While it's only responsible for the government to prepare for worst-case scenarios, the Taoiseach also needs to be absolutely clear what he means when he quotes figures - especially ones with a capacity to provoke alarm.
The WHO provides ongoing figures on a daily basis as they come in. The Taoiseach was asked instead to make a prediction, and left a grimly vivid impression in the minds of Irish people that "one, two or three per cent of half the population" could die.
If that is what the Government's modelling is currently indicating, it would be astonishing.
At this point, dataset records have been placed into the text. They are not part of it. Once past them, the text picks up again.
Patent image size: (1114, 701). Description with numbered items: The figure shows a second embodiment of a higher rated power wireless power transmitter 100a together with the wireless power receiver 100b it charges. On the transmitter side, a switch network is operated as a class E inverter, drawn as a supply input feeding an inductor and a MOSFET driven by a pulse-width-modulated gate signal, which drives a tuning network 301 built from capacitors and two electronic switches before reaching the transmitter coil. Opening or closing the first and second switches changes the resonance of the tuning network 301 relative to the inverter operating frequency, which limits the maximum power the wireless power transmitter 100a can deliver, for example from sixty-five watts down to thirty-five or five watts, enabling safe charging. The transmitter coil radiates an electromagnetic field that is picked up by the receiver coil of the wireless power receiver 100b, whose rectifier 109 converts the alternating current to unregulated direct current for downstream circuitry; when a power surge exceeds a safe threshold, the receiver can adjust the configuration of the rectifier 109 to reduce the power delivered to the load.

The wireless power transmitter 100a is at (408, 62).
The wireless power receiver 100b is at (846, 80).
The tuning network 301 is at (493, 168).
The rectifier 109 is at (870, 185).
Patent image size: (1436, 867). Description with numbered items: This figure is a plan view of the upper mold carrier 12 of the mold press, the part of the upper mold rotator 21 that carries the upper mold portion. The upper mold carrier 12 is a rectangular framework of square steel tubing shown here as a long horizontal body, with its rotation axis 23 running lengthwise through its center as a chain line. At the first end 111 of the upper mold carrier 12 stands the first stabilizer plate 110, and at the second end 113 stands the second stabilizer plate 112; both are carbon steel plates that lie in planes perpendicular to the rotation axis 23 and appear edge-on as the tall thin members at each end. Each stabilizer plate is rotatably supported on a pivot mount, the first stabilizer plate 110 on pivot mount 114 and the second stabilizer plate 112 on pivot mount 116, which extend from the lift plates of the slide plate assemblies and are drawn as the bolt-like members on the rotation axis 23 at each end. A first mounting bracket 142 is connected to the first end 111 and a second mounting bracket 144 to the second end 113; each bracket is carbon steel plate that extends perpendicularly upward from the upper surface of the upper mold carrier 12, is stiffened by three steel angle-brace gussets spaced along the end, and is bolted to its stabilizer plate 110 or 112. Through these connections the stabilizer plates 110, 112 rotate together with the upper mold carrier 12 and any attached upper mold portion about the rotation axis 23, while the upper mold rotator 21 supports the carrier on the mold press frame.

If replicated in China, where the disease began, it would equate to a death toll of between seven million and 21 million people.
The current tally is just over 3,000 and is believed to be past its peak.
But if that's what Leo is really being told, so be it, we need to know the cold truth.
Likewise, if the Taoiseach didn't mean exactly what his words say, that needs to be cleared up, too - not least because he is a doctor, so his word on these issues is likely to be taken more earnestly than that of medically untrained ministers.
In non-scripted situations such as press conferences, politicians will misspeak, and everyone understands that - especially at a time like this.
But there was no attempt subsequently to clarify the Taoiseach's statement or to issue a press release fleshing out what he meant.
That could be because no journalists bothered to ask for confirmation or it could be that the Government simply doesn't think it's important enough to clear up.
Efforts to contact the Department of the Taoiseach for clarification on what the Fine Gael leader meant have so far proved fruitless.
The first email went unanswered. A second email went unanswered.
So did the third.
It was the run-up to St Patrick's Day. Perhaps they were all too busy. The coronavirus, though, is far more urgent than a bowl of shamrock. What matters now is that people do not panic or get unduly anxious but trust the Government to give them regular and reliable information about the virus.
It is unhelpful, to say the least, for the Taoiseach himself to make statements which are open to misunderstanding.
The reason the Taoiseach has a press office is to improve communication of vital messages of public interest. Silence from that quarter on a matter of such serious national concern is not at all reassuring.